Diesel engines have become increasingly popular in the automotive industry due to their many advantages over gasoline engines. Diesel engines offer higher torque, longer lifespan, lower maintenance requirements, higher residual value, and better fuel efficiency than gasoline engines. In addition, diesel fuel is often less expensive than gasoline in many countries, making light diesel vehicles a popular choice. The diesel engine works by compressing air or air plus residual exhaust flue gases (known as exhaust gas recirculation (EGR)) into the chamber during the intake stroke and compressing it during the compression stroke.
This increases the temperature of the air inside the cylinder to such an extent that the atomized diesel fuel injected into the combustion chamber ignites. Since the fuel is injected into the air just before combustion, it creates a heterogeneous mixture of air and fuel. The torque produced by a diesel engine is controlled by manipulating the air-fuel ratio (z); instead of limiting the intake air, the diesel engine alters the amount of fuel that is injected, and the air-fuel ratio is usually high. This makes diesel engines exceptionally reliable and long-lasting; in fact, several cars with high mileage records have diesel engines, such as the famous Mercedes-Benz 240D which traveled almost 3 million miles before being retired.
The longevity of diesel engines is mainly due to two factors: they are durably built to withstand the compressive force of the ignition cycle, and diesel fuel itself is an oil that gently lubricates the engine as it runs. In addition to their durability and fuel efficiency, diesel engines also emit lower overall emissions than gasoline engines. This has led many countries around the world to offer tax incentives to diesel engine drivers. However, despite these advantages, gasoline engines still dominate in many countries due to hybridization and several diesel emission scandals. Diesel technology has advanced so much and so fast that there are now diesel supercars, luxury sports cars that are incredibly expensive and amazingly fast. Critics said that Diesel never invented a new engine and that the invention of the diesel engine is a fraud; however, this is not true as Diesel did invent a new engine in his 1893 work Theory and Construction of a Rational Heat Engine.
The fact that diesel cars and trucks aren't marketed, sold, or bought in the United States is surprising considering all of their advantages over gasoline engines.

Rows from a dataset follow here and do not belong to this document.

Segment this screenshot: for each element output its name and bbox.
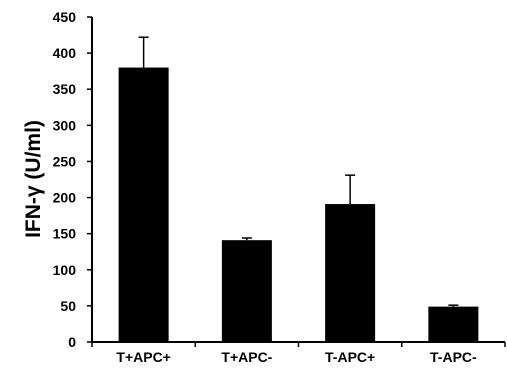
y-tick-label: 150: [53, 226, 77, 242]
y-tick-label: 400: [53, 45, 77, 61]
y-tick-label: 200: [53, 190, 77, 206]
x-tick-label: T+APC-: [221, 349, 272, 365]
bar: [221, 240, 272, 342]
y-tick-label: 250: [53, 153, 77, 169]
x-tick-label: T+APC+: [116, 349, 170, 365]
y-tick-label: 350: [53, 81, 77, 97]
y-tick-label: 0: [68, 334, 76, 350]
y-tick-label: 300: [53, 117, 77, 133]
y-tick-label: 50: [60, 298, 76, 314]
y-tick-label: 100: [53, 262, 77, 278]
bar: [428, 306, 479, 342]
y-axis-title-group: IFN-γ (U/ml): [22, 120, 45, 238]
x-tick-label: T-APC+: [325, 349, 375, 365]
bar: [118, 67, 169, 343]
chart-marks: 0 50 100 150 200 250 300 350 400 450 T+APC+ T+APC- T…: [53, 9, 506, 365]
y-tick-label: 450: [53, 9, 77, 25]
x-tick-label: T-APC-: [430, 349, 477, 365]
y-axis-title: IFN-γ (U/ml): [22, 120, 45, 238]
bar: [325, 204, 376, 342]
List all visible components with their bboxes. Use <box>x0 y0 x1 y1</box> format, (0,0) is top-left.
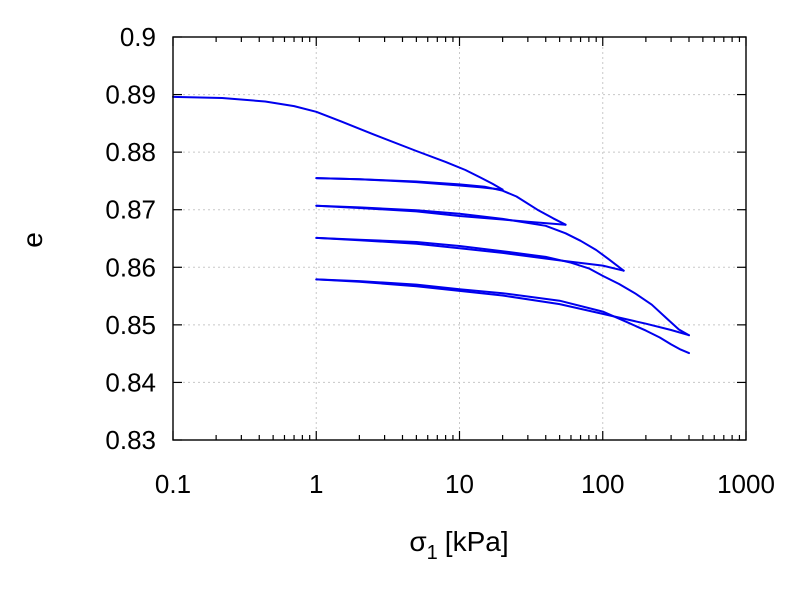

DIN 51601 diesel fuel was prone to waxing or gelling in cold climates; both are terms for the solidification of diesel in a partially crystalline state. But just as there is a higher tax rate on diesel than on gasoline, the emission standards of diesel engines are considerably higher than those of gasoline engines. In conclusion, diesel engines have become increasingly popular in recent years due to their higher torque, longer lifespan, lower maintenance requirements, higher residual value, better fuel efficiency, and lower emissions compared to gasoline engines. In addition, many countries offer tax incentives for drivers of diesel vehicles.
Despite these advantages, gasoline engines still dominate in many countries due to hybridization and several diesel emission scandals.